I opened my eyes and what should appear, but a beautiful, long blond haired angel walking right past my windshield.
“Rachelle!” I called out. “Thank heavens. Push me back from the curb so I can get out of here.”
A university with 32,000 students, and my sister was the one who happened to be walking by at the moment I asked for rescue? Seriously?
She gave me a quick hug, rolled my car back, and I was on my way again.
My husband was blessed with five little sisters, who automatically became my sisters when we married. And though I was too old to borrow their clothes or make them over into my style, I found something to borrow that is so much better.
Belief in each other’s children.
Let me explain. There were times that my toddler would say the “S” word…you know “Shut u_!” My Mom brain would immediately picture them in prison, sent there for their temper issues.
A calm and loving sister would just smile and say, “It’s going to be okay. It’s a phase. She’s a good girl.”
Later as teenagers or young adults, I’d worry about my kid’s choices and how they were closing doors on future possibilities. Another sister would put an arm around my shoulder and say “I know him. He’s a great guy.
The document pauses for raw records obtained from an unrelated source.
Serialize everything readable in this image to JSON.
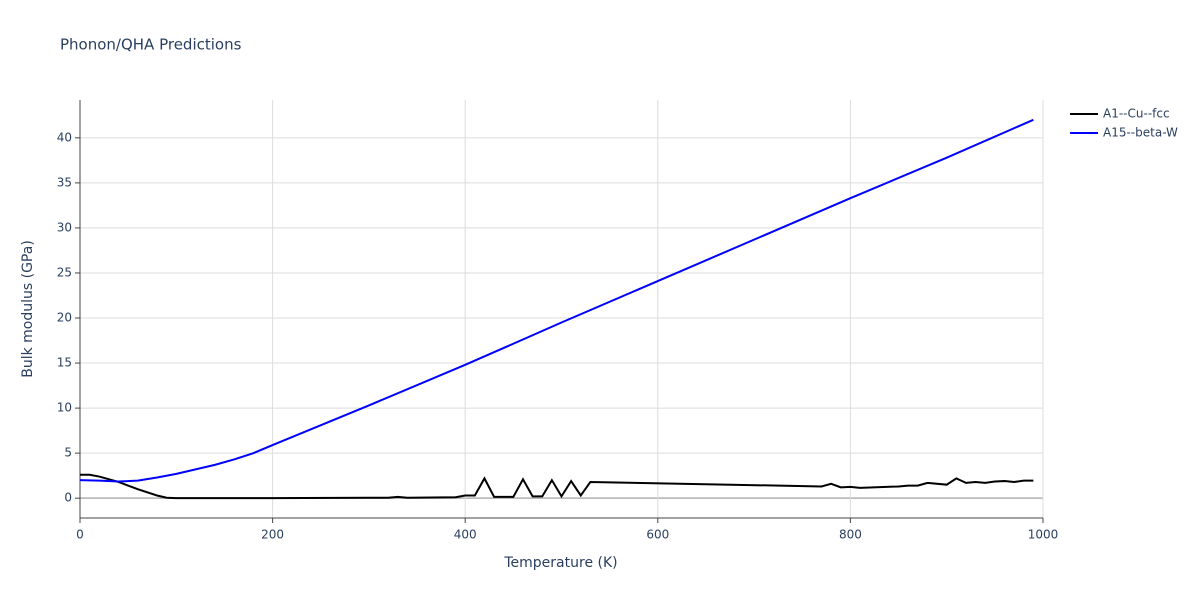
{
  "chart_data": {
    "type": "line",
    "title": "Phonon/QHA Predictions",
    "x_label": "Temperature (K)",
    "y_label": "Bulk modulus (GPa)",
    "xlim": [
      0,
      1000
    ],
    "xticks": [
      0,
      200,
      400,
      600,
      800,
      1000
    ],
    "ylim": [
      -2.2,
      44.2
    ],
    "yticks": [
      0,
      5,
      10,
      15,
      20,
      25,
      30,
      35,
      40
    ],
    "grid": true,
    "legend": "top-right",
    "series": [
      {
        "name": "A1--Cu--fcc",
        "color": "#000000",
        "x": [
          0,
          10,
          20,
          40,
          60,
          80,
          90,
          100,
          200,
          300,
          320,
          330,
          340,
          390,
          400,
          410,
          420,
          430,
          450,
          460,
          470,
          480,
          490,
          500,
          510,
          520,
          530,
          770,
          780,
          790,
          800,
          810,
          850,
          860,
          870,
          880,
          900,
          910,
          920,
          930,
          940,
          950,
          960,
          970,
          980,
          990
        ],
        "values": [
          2.6,
          2.6,
          2.4,
          1.8,
          1.0,
          0.3,
          0.05,
          0,
          0,
          0.05,
          0.05,
          0.15,
          0.05,
          0.1,
          0.3,
          0.3,
          2.2,
          0.15,
          0.15,
          2.1,
          0.2,
          0.2,
          2.0,
          0.2,
          1.9,
          0.3,
          1.8,
          1.3,
          1.6,
          1.2,
          1.25,
          1.15,
          1.3,
          1.4,
          1.4,
          1.7,
          1.5,
          2.2,
          1.7,
          1.8,
          1.7,
          1.85,
          1.9,
          1.8,
          1.95,
          1.95
        ]
      },
      {
        "name": "A15--beta-W",
        "color": "#0000ff",
        "x": [
          0,
          20,
          40,
          60,
          80,
          100,
          120,
          140,
          160,
          180,
          200,
          300,
          400,
          500,
          600,
          700,
          800,
          900,
          990
        ],
        "values": [
          2.0,
          1.95,
          1.85,
          1.95,
          2.3,
          2.7,
          3.2,
          3.7,
          4.3,
          5.0,
          5.9,
          10.3,
          14.8,
          19.5,
          24.1,
          28.7,
          33.3,
          37.8,
          42.0
        ]
      }
    ]
  }
}
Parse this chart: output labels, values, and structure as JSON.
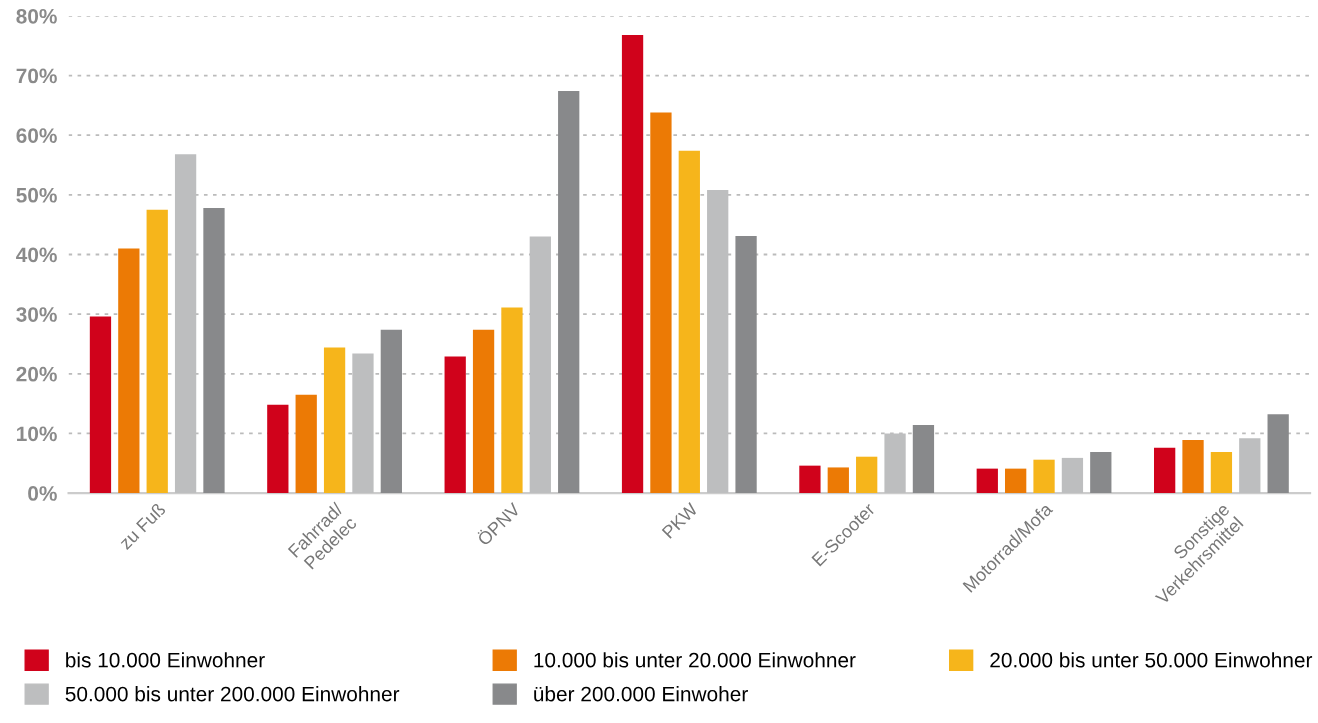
{
  "chart_data": {
    "type": "bar",
    "categories": [
      "zu Fuß",
      "Fahrrad/\nPedelec",
      "ÖPNV",
      "PKW",
      "E-Scooter",
      "Motorrad/Mofa",
      "Sonstige\nVerkehrsmittel"
    ],
    "series": [
      {
        "name": "bis 10.000 Einwohner",
        "color": "#d0021b",
        "values": [
          29.6,
          14.8,
          22.9,
          76.8,
          4.6,
          4.1,
          7.6
        ]
      },
      {
        "name": "10.000 bis unter 20.000 Einwohner",
        "color": "#ec7a05",
        "values": [
          41.0,
          16.5,
          27.4,
          63.8,
          4.3,
          4.1,
          8.9
        ]
      },
      {
        "name": "20.000 bis unter 50.000 Einwohner",
        "color": "#f6b51b",
        "values": [
          47.5,
          24.4,
          31.1,
          57.4,
          6.1,
          5.6,
          6.9
        ]
      },
      {
        "name": "50.000 bis unter 200.000 Einwohner",
        "color": "#bdbebf",
        "values": [
          56.8,
          23.4,
          43.0,
          50.8,
          10.0,
          5.9,
          9.2
        ]
      },
      {
        "name": "über 200.000 Einwoher",
        "color": "#88898b",
        "values": [
          47.8,
          27.4,
          67.4,
          43.1,
          11.4,
          6.9,
          13.2
        ]
      }
    ],
    "ylim": [
      0,
      80
    ],
    "yticks": [
      {
        "value": 0,
        "label": "0%"
      },
      {
        "value": 10,
        "label": "10%"
      },
      {
        "value": 20,
        "label": "20%"
      },
      {
        "value": 30,
        "label": "30%"
      },
      {
        "value": 40,
        "label": "40%"
      },
      {
        "value": 50,
        "label": "50%"
      },
      {
        "value": 60,
        "label": "60%"
      },
      {
        "value": 70,
        "label": "70%"
      },
      {
        "value": 80,
        "label": "80%"
      }
    ],
    "grid": "y",
    "legend": "bottom"
  }
}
Give him space to figure it out and he’ll make you so proud.”
When a sister in the gospel recently told me about her child purposely leaving her out of a moment that is considered to be one of those “parent pay-days,” I was able to return the favor and lend her my faith that this boy loves her and in his immaturity, had no idea how much this moment would have meant to her.
IF all we did was borrow a cup of sugar, or a pair of shoes, it would waste a relationship that could be so much more beneficial.
To borrow one another’s strength, faith, energy, creativity, and perspective, especially in parenting our children, fits a need every time.
God gifted us sisters that we are meant to borrow from. It is part of His perfect plan for happiness and success.